Dakkere is a small village in the arrondissement of Meiganga in the eastern part of the Adamawa Region of Cameroon.

== Geography==
The flat terrain of the area is crossed by a river (Manbaka). The soil is primarily clay and is mostly black in colour, with some orange. There are very few rocks in the soil.

The climate is temperate with savannah and some scrub. The local vegetation consists of savannah, bush, and denser forest.

The first rains come in mid-April and they end in mid-September.

== History & politics==
The village of Dakkere developed as a result of migrations of local peoples in search of pasturage for their herds. The combination of the lay of the land and the vegetation favoured settlement on the site of the village.

Dakkere is run by a traditional chief of the second degree.
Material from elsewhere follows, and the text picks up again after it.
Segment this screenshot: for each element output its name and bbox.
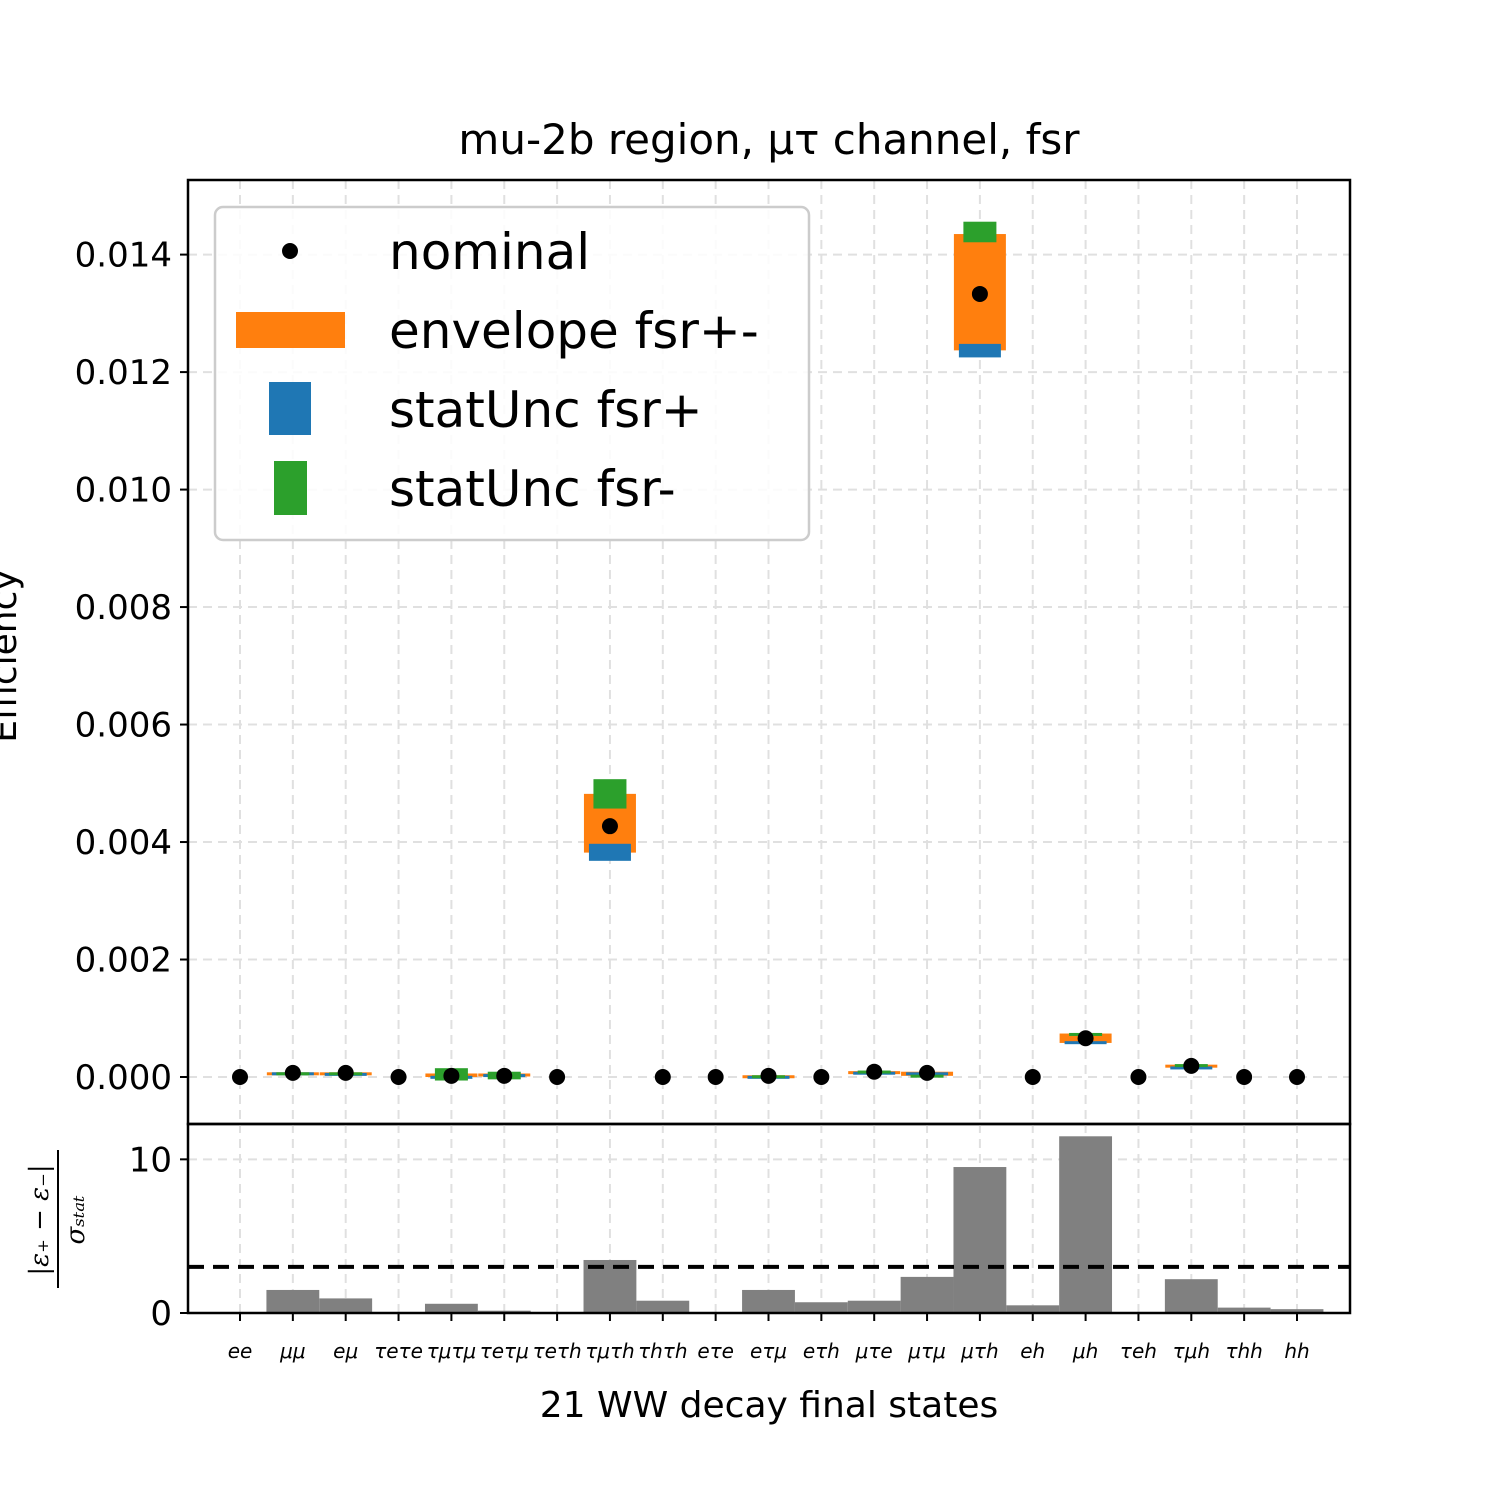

The Cameroon People's Democratic Movement and the National Union for Democracy and Progress are the main political parties.

==Population & economy ==
The widely spaced houses of the village cover an area of around 700 m^{2}. The people are a mixture of Fula, Mbere, Mbum and Gbaya people, some of whom are Christians and some Muslims.

The economy is based on the sale of agricultural products (beans, legumes, maize, potatoes), livestock, and apiculture.

== Infrastructure ==
The village has a small primary school with two classrooms for three levels (SIL_CP, CE1_CE2, CM1_CM2). After they complete their primary education, the students travel to the villages of Nyambaka or Gunbela, which have a college and a lycée. Less complicated health problems are dealt with by a nurse in the village, while more serious cases are transferred to the district health office in Babongo.

Transport from Dakkere to Babongo is mainly by motorcycle, while cars from Belel enable travel to other parts of Adamawa.